After finishing his BSc in mechanical engineering, Bamdad Hosseini decided to switch gears. He completed his MSc in the SFU Mathematics Department and recently defended his PhD. “I figured that engineering was not really the right thing for me. I liked numerical analysis and SFU has a strong group in that area,” he says. “I did my masters for two years and started my PhD afterwards.”

Hosseini’s Master’s thesis involved modelling the dispersion of pollutants in the atmosphere. “I created a numerical method for solving the equations that determined the dispersion of pollutants, and I also developed a model for dispersion of pollutants. It was heavier on the applications side,” he says.
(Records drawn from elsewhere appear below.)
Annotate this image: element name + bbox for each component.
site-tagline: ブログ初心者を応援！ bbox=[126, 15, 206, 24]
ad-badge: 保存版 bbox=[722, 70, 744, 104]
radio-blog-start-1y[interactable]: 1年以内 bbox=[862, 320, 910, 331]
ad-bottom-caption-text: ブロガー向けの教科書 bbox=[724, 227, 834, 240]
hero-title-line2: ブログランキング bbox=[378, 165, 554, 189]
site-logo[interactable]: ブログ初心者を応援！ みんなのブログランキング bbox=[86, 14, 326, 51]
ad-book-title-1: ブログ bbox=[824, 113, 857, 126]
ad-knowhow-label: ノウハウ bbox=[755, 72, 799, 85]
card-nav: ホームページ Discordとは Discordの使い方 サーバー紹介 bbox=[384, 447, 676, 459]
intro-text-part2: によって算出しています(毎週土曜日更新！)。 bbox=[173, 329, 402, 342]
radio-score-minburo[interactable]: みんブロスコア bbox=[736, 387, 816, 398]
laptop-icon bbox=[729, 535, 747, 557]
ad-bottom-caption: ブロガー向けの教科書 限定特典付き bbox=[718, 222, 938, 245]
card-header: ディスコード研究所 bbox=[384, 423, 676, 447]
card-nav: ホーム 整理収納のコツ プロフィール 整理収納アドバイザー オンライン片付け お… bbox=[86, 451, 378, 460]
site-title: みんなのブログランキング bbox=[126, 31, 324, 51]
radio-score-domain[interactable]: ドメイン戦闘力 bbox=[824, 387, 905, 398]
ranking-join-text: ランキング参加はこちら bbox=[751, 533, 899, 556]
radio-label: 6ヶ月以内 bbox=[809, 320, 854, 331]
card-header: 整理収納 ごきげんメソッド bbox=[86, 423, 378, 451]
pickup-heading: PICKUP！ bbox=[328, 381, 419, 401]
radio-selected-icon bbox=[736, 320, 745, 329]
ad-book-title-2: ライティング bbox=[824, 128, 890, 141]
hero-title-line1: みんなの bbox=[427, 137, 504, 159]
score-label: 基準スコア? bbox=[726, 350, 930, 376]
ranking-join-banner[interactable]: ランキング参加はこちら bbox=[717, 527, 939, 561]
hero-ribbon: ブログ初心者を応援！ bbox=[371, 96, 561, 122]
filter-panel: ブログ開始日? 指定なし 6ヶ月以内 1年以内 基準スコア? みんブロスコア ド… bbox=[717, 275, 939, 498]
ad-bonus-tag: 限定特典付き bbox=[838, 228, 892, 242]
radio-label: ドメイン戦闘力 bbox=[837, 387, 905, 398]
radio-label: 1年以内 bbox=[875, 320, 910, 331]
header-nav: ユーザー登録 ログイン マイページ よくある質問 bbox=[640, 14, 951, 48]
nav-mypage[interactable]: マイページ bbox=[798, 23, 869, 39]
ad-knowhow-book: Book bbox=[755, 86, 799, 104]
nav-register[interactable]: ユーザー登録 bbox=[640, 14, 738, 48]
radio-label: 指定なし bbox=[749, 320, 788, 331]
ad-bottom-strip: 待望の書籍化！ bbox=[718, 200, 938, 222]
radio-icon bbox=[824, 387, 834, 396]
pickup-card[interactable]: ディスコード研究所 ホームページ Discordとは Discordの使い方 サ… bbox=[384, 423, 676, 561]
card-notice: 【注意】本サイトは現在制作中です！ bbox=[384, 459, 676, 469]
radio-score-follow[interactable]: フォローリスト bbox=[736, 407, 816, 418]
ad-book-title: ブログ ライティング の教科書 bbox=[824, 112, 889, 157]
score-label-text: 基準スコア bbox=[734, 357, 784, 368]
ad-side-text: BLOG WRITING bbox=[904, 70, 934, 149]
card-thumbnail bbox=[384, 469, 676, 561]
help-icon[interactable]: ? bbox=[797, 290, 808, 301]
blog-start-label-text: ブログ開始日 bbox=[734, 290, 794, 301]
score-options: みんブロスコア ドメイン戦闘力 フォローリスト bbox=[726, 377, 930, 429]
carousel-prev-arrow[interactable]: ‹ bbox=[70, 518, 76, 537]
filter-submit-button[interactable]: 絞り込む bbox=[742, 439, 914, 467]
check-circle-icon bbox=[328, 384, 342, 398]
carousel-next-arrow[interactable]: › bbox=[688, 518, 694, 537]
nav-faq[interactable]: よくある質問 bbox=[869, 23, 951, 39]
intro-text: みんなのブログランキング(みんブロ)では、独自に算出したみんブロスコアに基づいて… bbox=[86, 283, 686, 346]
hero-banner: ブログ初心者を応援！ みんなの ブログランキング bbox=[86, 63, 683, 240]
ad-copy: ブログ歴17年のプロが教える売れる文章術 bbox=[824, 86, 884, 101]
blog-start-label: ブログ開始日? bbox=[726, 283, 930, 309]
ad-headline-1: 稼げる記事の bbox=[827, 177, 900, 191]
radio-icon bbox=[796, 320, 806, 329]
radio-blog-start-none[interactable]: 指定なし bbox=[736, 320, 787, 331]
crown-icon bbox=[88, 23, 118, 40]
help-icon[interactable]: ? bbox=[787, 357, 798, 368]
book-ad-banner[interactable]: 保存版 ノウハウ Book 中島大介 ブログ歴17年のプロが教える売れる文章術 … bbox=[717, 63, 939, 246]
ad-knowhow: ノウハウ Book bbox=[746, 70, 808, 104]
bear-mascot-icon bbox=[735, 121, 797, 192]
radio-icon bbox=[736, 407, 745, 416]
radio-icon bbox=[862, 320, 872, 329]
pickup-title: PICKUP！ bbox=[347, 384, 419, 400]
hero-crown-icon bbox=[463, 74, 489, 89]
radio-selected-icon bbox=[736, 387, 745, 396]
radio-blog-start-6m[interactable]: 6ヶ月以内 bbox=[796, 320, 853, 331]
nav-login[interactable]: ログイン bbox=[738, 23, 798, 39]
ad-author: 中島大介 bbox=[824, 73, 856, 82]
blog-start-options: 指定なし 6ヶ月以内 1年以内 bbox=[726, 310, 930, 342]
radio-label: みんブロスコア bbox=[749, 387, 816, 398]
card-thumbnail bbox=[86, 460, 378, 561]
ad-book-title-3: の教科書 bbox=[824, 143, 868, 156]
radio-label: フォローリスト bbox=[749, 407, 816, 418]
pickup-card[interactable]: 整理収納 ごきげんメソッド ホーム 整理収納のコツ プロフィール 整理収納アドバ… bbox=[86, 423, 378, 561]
For his PhD, he changed direction, but still works on atmospheric dispersion. “My supervisors, Profs. John Stockie and Nilima Nigam, gave me a lot of freedom to define my project and pick the problems that interest me at the intersection of statistics, probability and applied math,” he says.

For his recent work with Dr. Nilima Nigam, Hosseini won the prestigious SIAM Student Paper Prize. “It’s awarded to three students every year. This year I was among the winners for a paper I co-authored with my supervisor. It’s published in the SIAM/ASA journal on Uncertainty Quantification,” he says.

Hosseini plans to stay in academia. “My next step is a postdoctoral fellowship at the California Institute of Technology. After that, I hope to get an academic position in a respected university,” he says.

Hosseini was also one of two SFU recipients of the Governor Generals Gold Medal Convocation Award in 2017.